In early January, most of Barack Obama’s senior staff assembled with the president-elect . . . It was a pivotal moment in Obama’s transformation from candidate to commander-in-chief. Obama’s advisers had taken all of his campaign pledges, factored in his promise to reduce the deficit, and put together a provisional blueprint for governing. For the first time, Obama would get a sense of how his proposals fit together in the real world.
Does Cohn suggest that candidate Obama just threw out proposals without considering their cumulative, real-world impact? That Obama launched a new administration with insufficient planning?? Perish the thought.
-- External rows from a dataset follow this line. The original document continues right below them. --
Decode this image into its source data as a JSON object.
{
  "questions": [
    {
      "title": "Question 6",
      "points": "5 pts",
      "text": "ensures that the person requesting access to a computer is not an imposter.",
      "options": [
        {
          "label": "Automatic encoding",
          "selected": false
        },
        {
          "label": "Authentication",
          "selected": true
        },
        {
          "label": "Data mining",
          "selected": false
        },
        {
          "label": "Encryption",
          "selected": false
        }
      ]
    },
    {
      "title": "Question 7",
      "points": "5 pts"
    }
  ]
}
Obama . . . said he was mostly happy with what his advisers had produced. Investments in energy and education, plus real progress on reducing the deficit–it was all in there, Obama noted. But then the president-elect turned to his one major concern: a key item that was not, in his opinion, sufficiently funded. “Here’s my guidance to you,” one participant recalls Obama saying to the group. “Protect health care.”
It wasn’t the first time that health care had seemed to get short shrift from Obama’s advisers. Nor would it be the last. Indeed, there were moments during the transition and the early weeks of the administration when it appeared that the push for comprehensive health care reform might collapse before it had even begun. During this time, a debate raged inside the administration, with some senior officials arguing that the new president should wade into health care gingerly–or even postpone it altogether–because it would cost too much, distract from other priorities, and carry huge political risks.
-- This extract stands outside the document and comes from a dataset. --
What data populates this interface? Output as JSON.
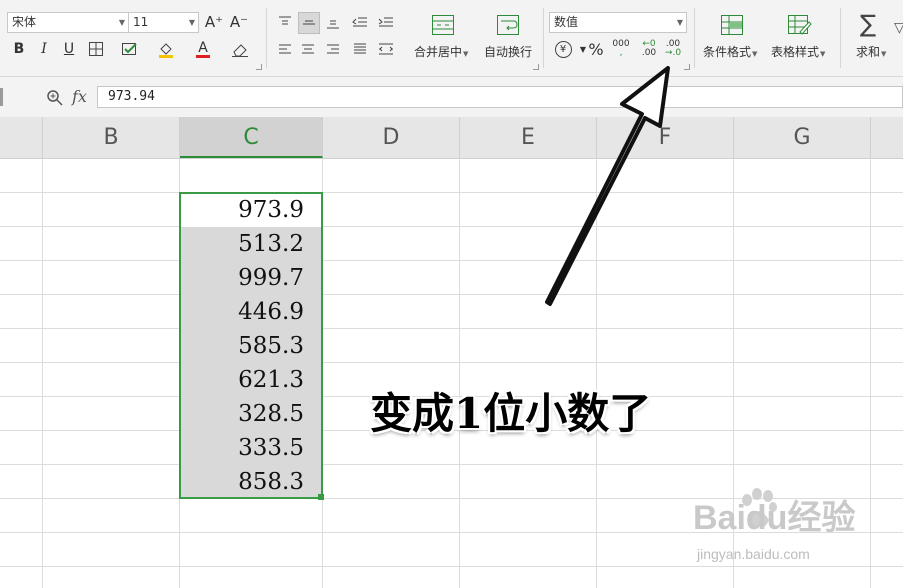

Ultimately, however, these arguments failed to carry the day, and health care reform, against what occasionally seemed like long odds, managed to find a sizeable place in Obama’s budget…
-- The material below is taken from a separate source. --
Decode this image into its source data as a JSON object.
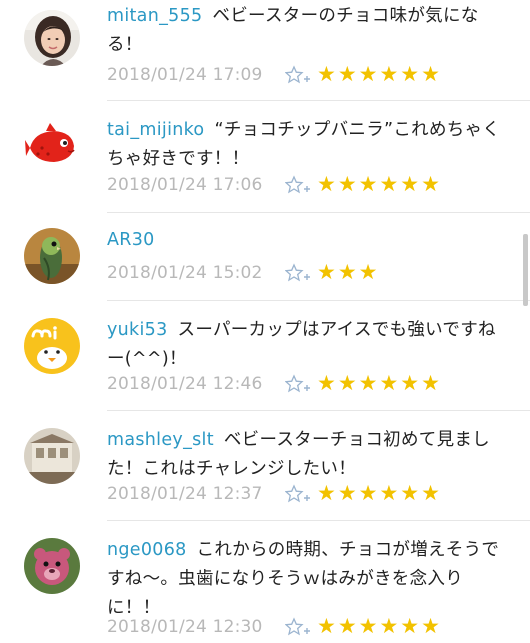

The divide among Obama’s counselors was never over whether to pursue health care reform or even what it should look like in the end . . . What divided Obama’s team was the question of how to pursue reform–in particular, how quickly.
That tension stretched back to the campaign, when Obama’s political strategists advised him to soft-pedal the topic. One of them was David Axelrod. Although personally acquainted with the flaws in our health care system because of his disabled daughter, he also understood public opinion: The middle-class voters whose support politicians covet were worried about the cost of insurance, but their enthusiasm for universal coverage seemed shallow. Obama, though, always insisted on keeping health care prominent in the election.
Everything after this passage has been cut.